Per i cittadini e per le imprese, una situazione di questo tipo ha un nome molto semplice, burocrazia, quella burocrazia che è unanimemente considerata la palla al piede della nostra economia. Tanti passaggi, in un iter legislativo come in quello per un’autorizzazione, significano tempo, ma soprattutto incertezza, deresponsabilizzazione, risposte contraddittorie, rischio di scambi impropri, soluzioni spesso confuse. Nei casi in cui, in diversi passaggi di una data pratica, le competenze si sovrappongono, la virtù precipua del burocrate è di far valere le proprie cosiddette prerogative. La frase «non siamo mica dei passacarte» risuona nei corridoi dei ministeri così come nelle aule di ogni camera dopo che una legge è stata approvata dall’altra camera. È come se i deputati non si fidassero dei senatori e viceversa, con il risultato che tutti i passaggi del procedimento legislativo devono essere ripetuti tante volte quante sono le letture, con un colossale spreco di risorse umane e materiali. Ne vanno di mezzo il bilancio pubblico, la qualità delle leggi e il benessere dei cittadini. Verrebbe da dire che il pesce della burocrazia puzza dalla testa.
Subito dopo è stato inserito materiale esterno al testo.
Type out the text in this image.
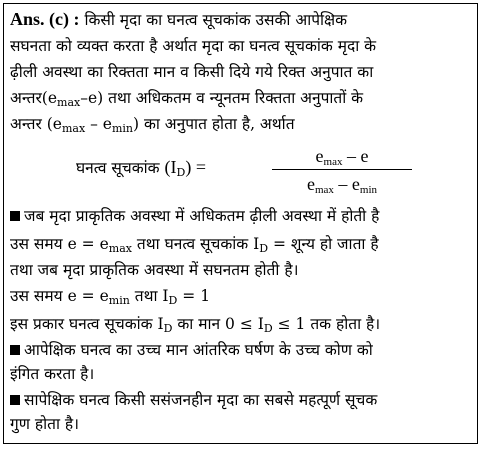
Ans. (c) : किसी मृदा का घनत्व सूचकांक उसकी आपेक्षिक
सघनता को व्यक्त करता है अर्थात मृदा का घनत्व सूचकांक मृदा के
ढ़ीली अवस्था का रिक्तता मान व किसी दिये गये रिक्त अनुपात का
$अन्तर(e_{max}-e)$ तथा अधिकतम व न्यूनतम रिक्तता अनुपातों के
अन्तर $(e_{max} - e_{min})$ का अनुपात होता है, अर्थात
घनत्व सूचकांक $(I_D)$ =
$e_{max}$ – e
$e_{max} - e_{min}$
जब मृदा प्राकृतिक अवस्था में अधिकतम ढ़ीली अवस्था में होती है
उस समय $e = e_{max}$ तथा घनत्व सूचकांक $I_D$ = शून्य हो जाता है
तथा जब मृदा प्राकृतिक अवस्था में सघनतम होती है।
उस समय $e = e_{min}$ तथा $I_D = 1$
इस प्रकार घनत्व सूचकांक $I_D$ का मान $0 \le I_D \le 1$ तक होता है।
आपेक्षिक घनत्व का उच्च मान आंतरिक घर्षण के उच्च कोण को
इंगित करता है।
सापेक्षिक घनत्व किसी ससंजनहीन मृदा का सबसे महत्पूर्ण सूचक
गुण होता है।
Se non riusciremo ad abolire la madre di tutti le duplicazioni e di tutti gli sprechi è difficile pensare che riusciremo a fare qualcosa di buono nel resto della Pa. Ogni funzionario pubblico avrà un buon motivo per argomentare che è indispensabile, né più né meno di un senatore.

Ovviamente occorre tenere nel debito conto le considerazioni giuridiche relative all’equilibrio dei poteri. Senza qui entrare nel merito di una questione assai ampia, non si può non osservare che c’è quantomeno un difetto di motivazione nella richiesta di cambiamento della riforma nella direzione del Senato elettivo in ragione del solo fatto che la legge elettorale nel frattempo approvata prevedrebbe un numero eccessivo di deputati “nominati”, ossia svincolati dal meccanismo, non sempre virtuoso, delle preferenze. Il numero di deputati eletti con le preferenze, posto che esse vengano espresse, fa davvero ben poca differenza ai fini del tasso complessivo di democraticità del sistema. La motivazione forse appare in controluce qualora, una volta stabilito che i senatori sono elettivi, l’intenzione fosse quella di proporre per essi una legge elettorale proporzionale con la finalità di argomentare che essi avrebbero una più solida legittimazione popolare per fare leggi e per fare o disfare i governi di quanto non ne abbiano i deputati “nominati”, per di più con premio di maggioranza. Ed allora, anche se non si prevedesse un formale voto di fiducia da parte del Senato, sarebbe vanificato l’intero scopo delle riforme. Come avviene oggi, i governi sarebbero costretti di fatto a trovare una maggioranza in ciascuna delle due Camere e il Paese continuerebbe a galleggiare nell’instabilità in cui versa da decenni. Tutte le idee in materia di riforme istituzionali sono ovviamente legittime, ma non si può dire che l’economia non c’entra.